Catalina de San Andrés

| Nombre | Catalina de San Andrés |
| Orden | Jerónimas |
| Títulos | Priora y vicaria del Monasterio de Jerónimas de San Pablo de Toledo |
| Fecha de fallecimiento | 1537 |
| Lugar de fallecimiento | Toledo |
Contenido
Vida manuscrita
Ed. de Mar Cortés Timoner; fecha de edición: julio de 2025; fecha de modificación: noviembre de 2025.
Fuente
- Zúñiga, Ana de. Ms. A.J.T º. San Pablo, I libro 33, 1881, pp. 195-197.
Contexto material de la Biografía conservada en el anónimo libro custodiado en el Monasterio de Jerónimas de San Pablo con la signatura A.J.Tº. San Pablo, I libro 33.
Criterios de edición
Biografía conservada en las páginas 195-197 del anónimo libro custodiado en el Monasterio de Jerónimas de San Pablo con la signatura A.J.Tº. San Pablo, I libro 33. La biografía fue compuesta por la monja jerónima Ana de Zúñiga (Toledo c.1540-1594) y fue copiada, en 1881, en el citado libro. (que contiene varios errores de paginación).
Dada la fecha de la copia manuscrita, la transcripción actualiza el empleo de las letras mayúsculas, la separación o unión de palabras, pero conserva “a el” y “de el”. Asimismo, siguiendo las normas de la RAE, se moderniza la puntuación y la acentuación. Por último, se ha regularizado el empleo de “h” y el uso de b/v, c/z, g/j, ll/y, n/m, r/rr, s/x.
Vida de Catalina de San Andrés
[195] La madre Catalina de San Andrés, que fue monja de esta santa casa, fue muy sierva de Dios, y sobre todas las virtudes que tuvo esta bienaventurada madre fue la principal ser muy humilde, que es la virtud mayor que los siervos de Dios suelen [1] y deben tener para aplacer a su Divina Majestad, y la que más los ensalza delante de Dios.
Tuvo esta sierva de Dios muchos oficios, los cuales hizo con gran religión y suma o[b]servancia, trabajando mucho en esta santa casa en todas las cosas que le eran encomendadas. Fue priora tres años, y acabados [los tres años] la hicieron vicaria por razón que hiciero[n] priora a la madre bienaventurada Catalina de San Juan [2], que, por ser entonces tan moza, por eso fue elegida <en> vicaria la madre Catalina de San Andrés [196], que era ya anciana, porque se supliese con su mucha ancianidad la poca que entonces tenía la madre Catalina de San Juan y también para que, con su virtud, santidad y experiencia que tenía, ayudase en el regimiento de la casa, y por su consejo se acertase mejor entonces. Y así sucedió, que lo hizo la una con la otra muy loablemente y con mucha religión y ejemplo.

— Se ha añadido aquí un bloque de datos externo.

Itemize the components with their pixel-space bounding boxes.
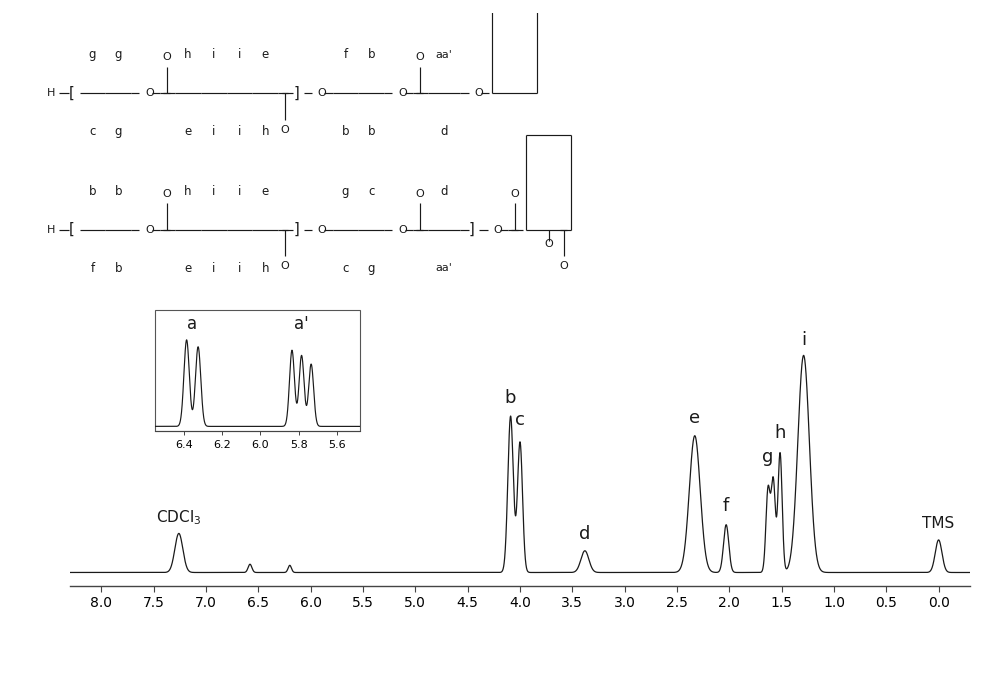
Text: O: O	[145, 225, 154, 235]
Text: g: g	[762, 448, 774, 466]
Text: i: i	[212, 48, 215, 61]
Text: h: h	[262, 262, 269, 275]
Text: O: O	[162, 52, 171, 63]
Text: h: h	[262, 125, 269, 139]
Text: O: O	[318, 225, 326, 235]
Text: f: f	[723, 497, 729, 515]
Text: TMS: TMS	[922, 516, 955, 531]
Text: d: d	[440, 184, 448, 198]
Text: ]: ]	[293, 86, 299, 101]
Text: e: e	[184, 262, 191, 275]
Text: i: i	[212, 262, 215, 275]
Text: aa': aa'	[436, 263, 453, 273]
Text: ]: ]	[469, 222, 474, 237]
Text: H: H	[47, 225, 55, 235]
Text: c: c	[342, 262, 349, 275]
Text: b: b	[505, 390, 516, 407]
Text: O: O	[510, 188, 519, 199]
Text: b: b	[342, 125, 349, 139]
Text: O: O	[281, 125, 289, 135]
Text: e: e	[262, 184, 269, 198]
Text: i: i	[212, 184, 215, 198]
Text: a: a	[187, 315, 197, 333]
Text: b: b	[368, 48, 375, 61]
Text: i: i	[801, 331, 806, 349]
Text: CDCl$_3$: CDCl$_3$	[156, 508, 201, 527]
Text: a': a'	[294, 315, 309, 333]
Text: i: i	[212, 125, 215, 139]
Text: O: O	[145, 88, 154, 98]
Text: e: e	[184, 125, 191, 139]
Text: O: O	[415, 52, 424, 63]
Text: O: O	[281, 260, 289, 271]
Text: h: h	[184, 184, 192, 198]
Text: i: i	[238, 184, 241, 198]
Text: i: i	[238, 125, 241, 139]
Text: c: c	[368, 184, 375, 198]
Text: i: i	[238, 48, 241, 61]
Text: c: c	[515, 411, 525, 429]
Text: b: b	[368, 125, 375, 139]
Text: O: O	[318, 88, 326, 98]
Text: g: g	[89, 48, 96, 61]
Text: i: i	[238, 262, 241, 275]
Text: b: b	[89, 184, 96, 198]
Text: b: b	[115, 184, 122, 198]
Text: O: O	[544, 240, 553, 250]
Text: e: e	[689, 409, 700, 427]
Text: [: [	[69, 86, 75, 101]
Text: O: O	[398, 225, 407, 235]
Text: O: O	[493, 225, 502, 235]
Text: O: O	[559, 260, 568, 271]
Text: b: b	[115, 262, 122, 275]
Text: H: H	[47, 88, 55, 98]
Text: O: O	[415, 188, 424, 199]
Text: O: O	[162, 188, 171, 199]
Text: e: e	[262, 48, 269, 61]
Text: g: g	[368, 262, 375, 275]
Text: d: d	[440, 125, 448, 139]
Text: h: h	[184, 48, 192, 61]
Bar	[155, 310, 360, 431]
Text: ]: ]	[293, 222, 299, 237]
Text: [: [	[69, 222, 75, 237]
Text: g: g	[342, 184, 349, 198]
Text: f: f	[90, 262, 95, 275]
Text: h: h	[774, 424, 786, 442]
Text: g: g	[115, 125, 122, 139]
Text: d: d	[579, 525, 591, 543]
Text: g: g	[115, 48, 122, 61]
Text: c: c	[89, 125, 96, 139]
Text: O: O	[474, 88, 483, 98]
Text: f: f	[343, 48, 348, 61]
Text: O: O	[398, 88, 407, 98]
Text: aa': aa'	[436, 50, 453, 60]
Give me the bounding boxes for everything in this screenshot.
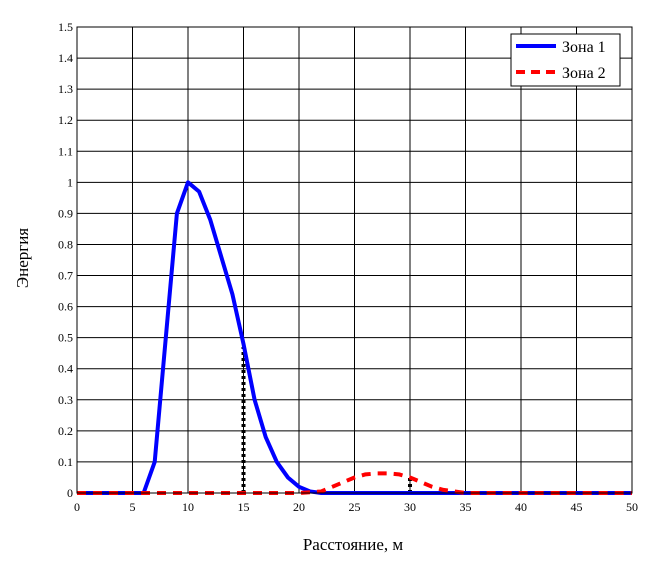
x-tick-label: 35 [460,500,472,514]
x-tick-label: 40 [515,500,527,514]
x-tick-label: 0 [74,500,80,514]
x-tick-labels: 0 5 10 15 20 25 30 35 40 45 50 [74,500,638,514]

Y murió esta sierva de Dios Catalina de San Andrés, siendo vicaria, en el año de mil quinientos treinta y siete. Y fuese a gozar de Jesucristo en los gozos soberanos que su Majestad Divina tiene aparejados a los que se esmeraron en servirle en esta vida, como se esforzó esta su sierva, que, aunque no se ponen aquí muchas cosas de esta santa madre, pero muy muchas se pudieran decir para su alabanza, porque las obró en su vida viviendo muy religiosamente y como muy sierva de Dios, según el testimonio de todas [197] las que la conocieron y trataron, y así como tal creemos que goza de Nuestro Señor, el cual vive y reina sin fin. Laus Deo, amen.
Notas
[1] La segunda “e” aparece emborronada con la misma tinta negra con la que se escribe el texto.
[2] El nombre aparece subrayado con tinta de bolígrafo azul en el libro, que dedica las páginas 171-186 a la citada religiosa Catalina de San Juan.